MOUVEMENT UNITAIRE DES FONCTIONNAIRES DU 22 MAI 2018

, par udfo52

Le 22 mai 2018, 500 fonctionnaires haut-marnais ont répondu à l’appel unitaire de mobilisation des 9 organisations syndicales représentatives pour porter leurs revendications et défendre le service public.

Le 22 mai 2018 les fonctionnaires étaient en grève et 500 d’entre eux sont venus manifester leur opposition à la politique d’austérité imposée aux services publics par le gouvernement à Chaumont, Langres et Saint-Dizier.

Une journée de mobilisation pour
- dénoncer l’absence totale de dialogue social avec le gouvernement ;
- contester le nouveau gel des salaires, l’application de la journée de carence pour maladie et la compensation très imparfaite de la hausse de la CSG ;
- s’opposer à la suppression des 120 000 postes prévue sur 5 ans ;
- manifester leurs inquiétudes concernant l’avenir des services publics.

Il ne s’agit pas uniquement, comme d’aucuns essaient de le faire croire, d’une mobilisation sectorielle et catégorielle de « privilégiés » qui souhaitent voir préservés leur statut et leurs « avantages ».

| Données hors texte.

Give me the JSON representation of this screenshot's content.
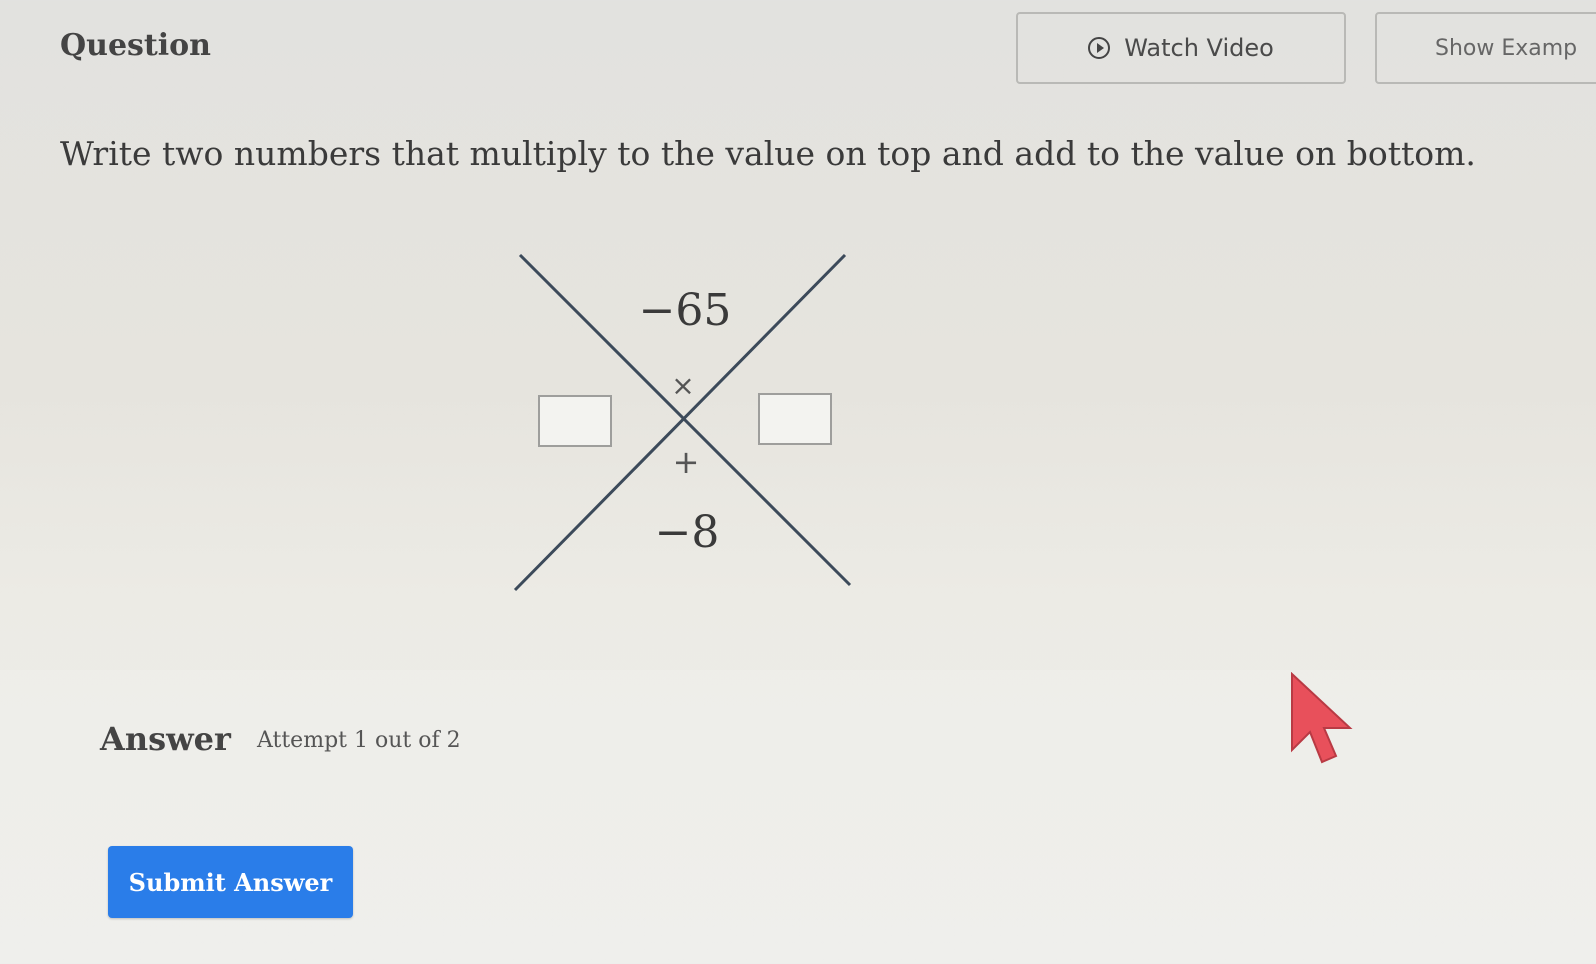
{
  "header": {
    "question_label": "Question",
    "watch_video_label": "Watch Video",
    "show_example_label": "Show Examp"
  },
  "instruction": "Write two numbers that multiply to the value on top and add to the value on bottom.",
  "diagram": {
    "top_value": "−65",
    "multiply_symbol": "×",
    "plus_symbol": "+",
    "bottom_value": "−8",
    "left_input_value": "",
    "right_input_value": ""
  },
  "answer": {
    "label": "Answer",
    "attempt_text": "Attempt 1 out of 2",
    "submit_label": "Submit Answer"
  },
  "colors": {
    "submit_button": "#2a7de9",
    "cursor": "#e8505b"
  }
}
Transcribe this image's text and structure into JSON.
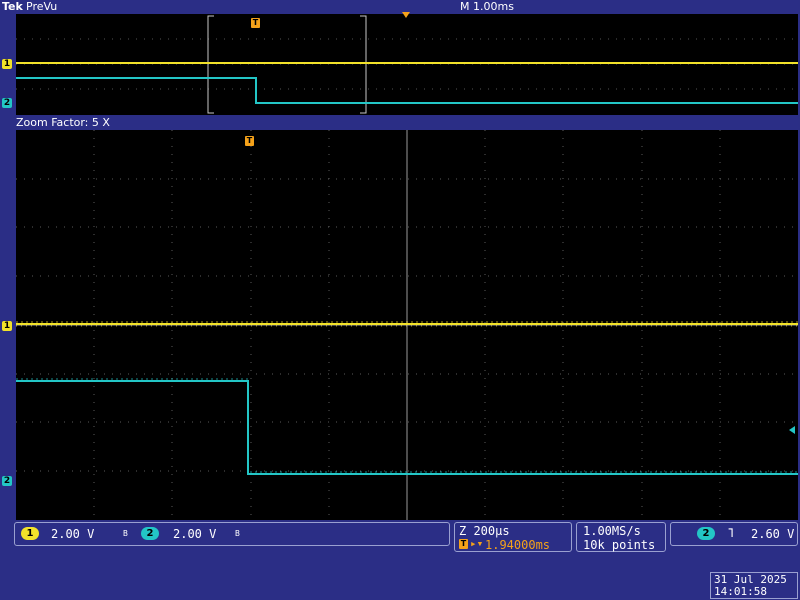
{
  "header": {
    "brand": "Tek",
    "mode": "PreVu",
    "horizontal_scale": "M 1.00ms"
  },
  "zoom": {
    "label": "Zoom Factor: 5 X"
  },
  "channels": {
    "ch1": {
      "id": "1",
      "scale": "2.00 V",
      "color": "#f2e22a"
    },
    "ch2": {
      "id": "2",
      "scale": "2.00 V",
      "color": "#23c6c6"
    }
  },
  "trigger_marker": "T",
  "bandwidth_symbol": "B",
  "timebase": {
    "zoom_scale": "Z 200µs",
    "trigger_position": "1.94000ms"
  },
  "acquisition": {
    "rate": "1.00MS/s",
    "points": "10k points"
  },
  "trigger": {
    "source": "2",
    "slope_symbol": "˥",
    "level": "2.60 V"
  },
  "datetime": {
    "date": "31 Jul  2025",
    "time": "14:01:58"
  }
}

Il s’agit surtout de défendre le modèle social public ainsi que les services publics et les valeurs qu’ils incarnent :
- Laïcité
- Egalité
- Gratuité
- Indépendance
- Solidarité.

Supprimer 120 000 postes, concrètement, c’est baisser les dépenses publiques, certes, mais c’est aussi et surtout voir disparaître les services publics de proximité, sous-préfectures, préfectures, tribunaux d’instance, hôpitaux, services des impôts … C’est, en conséquence, devoir se déplacer pour faire des démarches administratives, avec les coûts que cela induit, c’est ne plus avoir accès à un service d’accueil physique remplacé par des bornes informatiques, ne plus avoir à faire à des services publics mais à des services gérés par le secteur privé, avec les coûts supplémentaires que cela génère. Remettre en cause le statut des agents publics, concrètement, c’est remettre en cause le mode de fonctionnement des services publics.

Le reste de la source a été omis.